Virginia was one of the first states to adopt tort reform, specifically in the form of damage caps. In 1976 the Virginia General Assembly passed the Medical Malpractice Act of 1976 which limited caps on damages to $750,000 per claim. Virginia’s damage limits are fairly unusual in that they apply to both economic (loss of income, medical expenses, etc.) and noneconomic (i.e. pain and suffering, loss of enjoyment of life, etc.) damages combined. In most states that cap damages the limits only apply to noneconomic damages.
Virginia’s assembly raised the cap periodically until, in 1999, and then again in 2012, legislation was passed that would set the cap at a particular amount and provide for it to be raised by $50,000 per year. The 2012 legislation set the cap at $2,050,000 as of July 1, 2012 and authorized it to go up on July 1 of every subsequent year through 2031 by $50,000. By 2031 the cap will have reached $3M.
In addition to a single cap for economic and noneconomic damages, the 1976 law also provided for a $350,000 limit on punitive damages as well as access to a medical review panel should either party request one. Medical review panels in Virginia are appointed by the Supreme Court and are made up of two health care providers, two attorneys, and a judge who is a non-voting administrator. Their judgments are non-binding but may be introduced as evidence.

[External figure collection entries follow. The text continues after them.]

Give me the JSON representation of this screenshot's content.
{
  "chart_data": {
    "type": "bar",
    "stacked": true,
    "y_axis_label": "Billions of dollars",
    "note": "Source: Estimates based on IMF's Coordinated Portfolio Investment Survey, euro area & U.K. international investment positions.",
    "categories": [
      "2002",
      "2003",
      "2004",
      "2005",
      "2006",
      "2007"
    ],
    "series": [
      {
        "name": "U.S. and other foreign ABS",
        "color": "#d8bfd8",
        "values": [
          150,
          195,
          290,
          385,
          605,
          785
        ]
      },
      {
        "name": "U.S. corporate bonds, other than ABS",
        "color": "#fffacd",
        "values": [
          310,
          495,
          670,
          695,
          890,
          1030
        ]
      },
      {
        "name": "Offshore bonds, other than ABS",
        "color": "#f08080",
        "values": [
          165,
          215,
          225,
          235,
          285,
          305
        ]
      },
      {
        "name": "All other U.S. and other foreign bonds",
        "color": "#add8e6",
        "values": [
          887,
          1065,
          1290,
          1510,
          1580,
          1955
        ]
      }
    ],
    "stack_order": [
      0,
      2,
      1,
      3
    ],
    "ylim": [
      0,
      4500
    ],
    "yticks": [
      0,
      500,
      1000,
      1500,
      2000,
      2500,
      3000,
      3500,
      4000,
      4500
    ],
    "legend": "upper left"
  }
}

Finally, while Virginia does not have a general patient compensation fund the Birth-Related Neurological Injury Compensation Act did create a fund specifically for children who suffer permanent disabling injury during birth due to oxygen deprivation or mechanical injury. However, participation in the fund is elective and many of those doctors and hospitals that are eligible choose not to participate.

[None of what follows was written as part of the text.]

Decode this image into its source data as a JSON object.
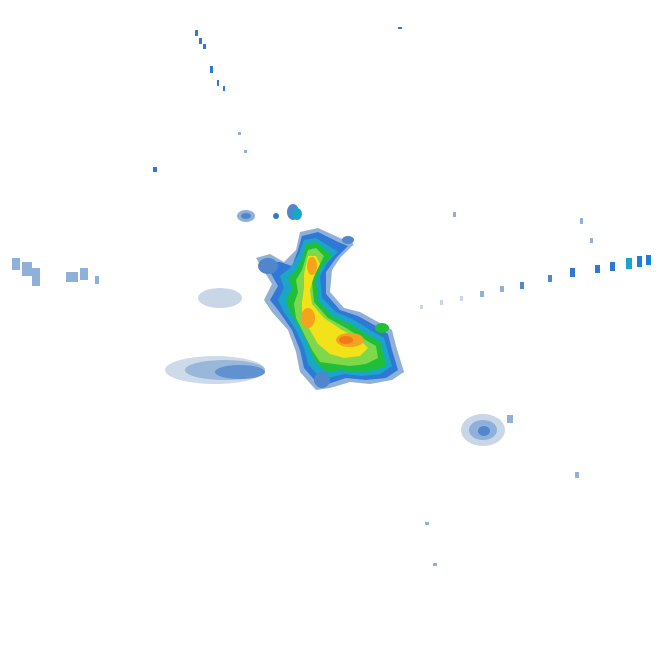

Virginia law requires that any action be brought within two years of the time the alleged injury occurred. Unlike many states the Virginia Supreme Court has not recognized a general discovery rule allowing for an extension of the statute based upon when an alleged injury was discovered. The closest they have come is that in cases where there is ongoing treatment for the same condition the statute may begin from the date of the last treatment as opposed to the date when the initial alleged injury occurred. There are a few exceptions to the two year rule.
In most states it is fairly common for doctors to carry malpractice policies with limits of $1M per action and $3M aggregate per policy period (1 year). However, because the Virginia damage cap covers both economic and noneconomic damages physicians there typically buy policies with higher caps because in doing so they are able to cover 100% of their risk exposure. Having objective, known limits to total risk exposure is a significant advantage for Virginia physicians.
Virginia was one of the first states to adopt tort reform, and has continued to take a proactive approach to protect doctors and maintain a healthy risk environment. Virginia’s damage caps have been challenged a number of times and the courts have consistently ruled that they are not at odds with either the Virginia or U.S. Constitutions. Likewise the statute of limitations and the decision not to recognize a broad discovery rule have both been established and confirmed in the courts.
These legal measures along with healthy competition in the market and a known maximum risk/cost per incident have combined to make Virginia a very safe place to practice medicine. Premium prices are very reasonable and the market should remain stable for the foreseeable future.